Kemiskinan membikin suatu keluarga di kelantan, malaysia, lewat masa - masa yang amat susah.

keluarga siti hamidah abdul hamid cuma tergantung pada pemasukan suaminya buat menutupi pengeluaran mereka.

sementara itu, suami siti yang bernama muhamad zuhaidi safin cuma bekerja bagaikan buruh.

pemasukan laki - laki 33 tahun itu tidak cukup buat penuhi kebutuhan hidup mereka tiap hari.

tetapi tidak lalu mereka berpangku tangan menerima nasib.

buat penuhi kebutuhan makan tiap hari, keluarga siti mengais kulit ayam yang dibuang suatu kantin.

walaupun banyak yang tidak suka, perempuan 32 tahun itu berkata, kulit ayam saat ini jadi santapan ‘mewah’ sekalian kesukaan keluarganya.

tidak sanggup membeli daging ataupun ikan
siti mengaku tidak sanggup membeli daging sapi, daging ayam, ataupun ikan tiap hari karna pemasukan suaminya yang tidak seberapa.

beruntung terdapat kulit ayam yang ia miliki dari kantin di dekat suatu sekolah di kelantan.

“saya terasa sayang dengan kulit ayam yang dibuang oleh kantin tersebut. terlebih keluarga aku tidak sanggup membeli daging sapi, daging ayam, ataupun ikan tiap hari, ” katanya.

karna itu ia amat bersyukur terdapat orang yang berbaik hati membagikan kulit ayam buat diolah jadi santapan.

terpaksa makan kulit ayam walaupun tidak sehat
siti siuman kalau kulit ayam tidak baik untuk kesehatan. tetapi keluarganya tidak memiliki opsi karna miskin.

ketiga anaknya yang masih kecil terlebih lagi amat menikmati kulit ayam sisa tersebut semenjak 2 tahun yang kemudian.

“semua anak aku ialah siti aisyah (8 tahun) , norsyayidah nafisah (6 tahun) , dan juga nor syafiya nadira (3 tahun) , suka makan kulit ayam semenjak 2 tahun kemudian, ” katanya.

sedangkan itu, muhamad zuhaidi berkata kalau gajinya bagaikan buruh tidak senantiasa. ia pula wajib membayar sewa rumah mereka.

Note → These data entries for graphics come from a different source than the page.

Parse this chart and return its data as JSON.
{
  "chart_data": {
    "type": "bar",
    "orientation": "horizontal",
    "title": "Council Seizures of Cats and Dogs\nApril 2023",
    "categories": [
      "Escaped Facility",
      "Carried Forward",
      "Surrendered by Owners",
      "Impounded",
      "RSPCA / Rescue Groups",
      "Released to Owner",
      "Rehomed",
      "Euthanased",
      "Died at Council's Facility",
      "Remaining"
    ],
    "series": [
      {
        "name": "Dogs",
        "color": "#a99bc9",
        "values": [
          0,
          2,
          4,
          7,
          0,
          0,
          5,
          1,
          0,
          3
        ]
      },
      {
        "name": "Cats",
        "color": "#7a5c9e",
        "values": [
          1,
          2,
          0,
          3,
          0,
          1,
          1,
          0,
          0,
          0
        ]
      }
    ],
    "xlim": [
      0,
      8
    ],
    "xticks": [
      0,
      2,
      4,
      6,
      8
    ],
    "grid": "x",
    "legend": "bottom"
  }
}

walaupun rumah yang disewa sudah reyot, muhamad zuhaidi senantiasa wajib membayar duit sewanya dekat 100 ringgit ataupun sekira rp341 ribu sebulan.

“yang amat berarti merupakan keluarga aku dapat makan dan juga senantiasa sehat, ” katanya. muhamad zuhaidi berharap keluarganya dapat memiliki rumah seorang diri sesuatu hari nanti.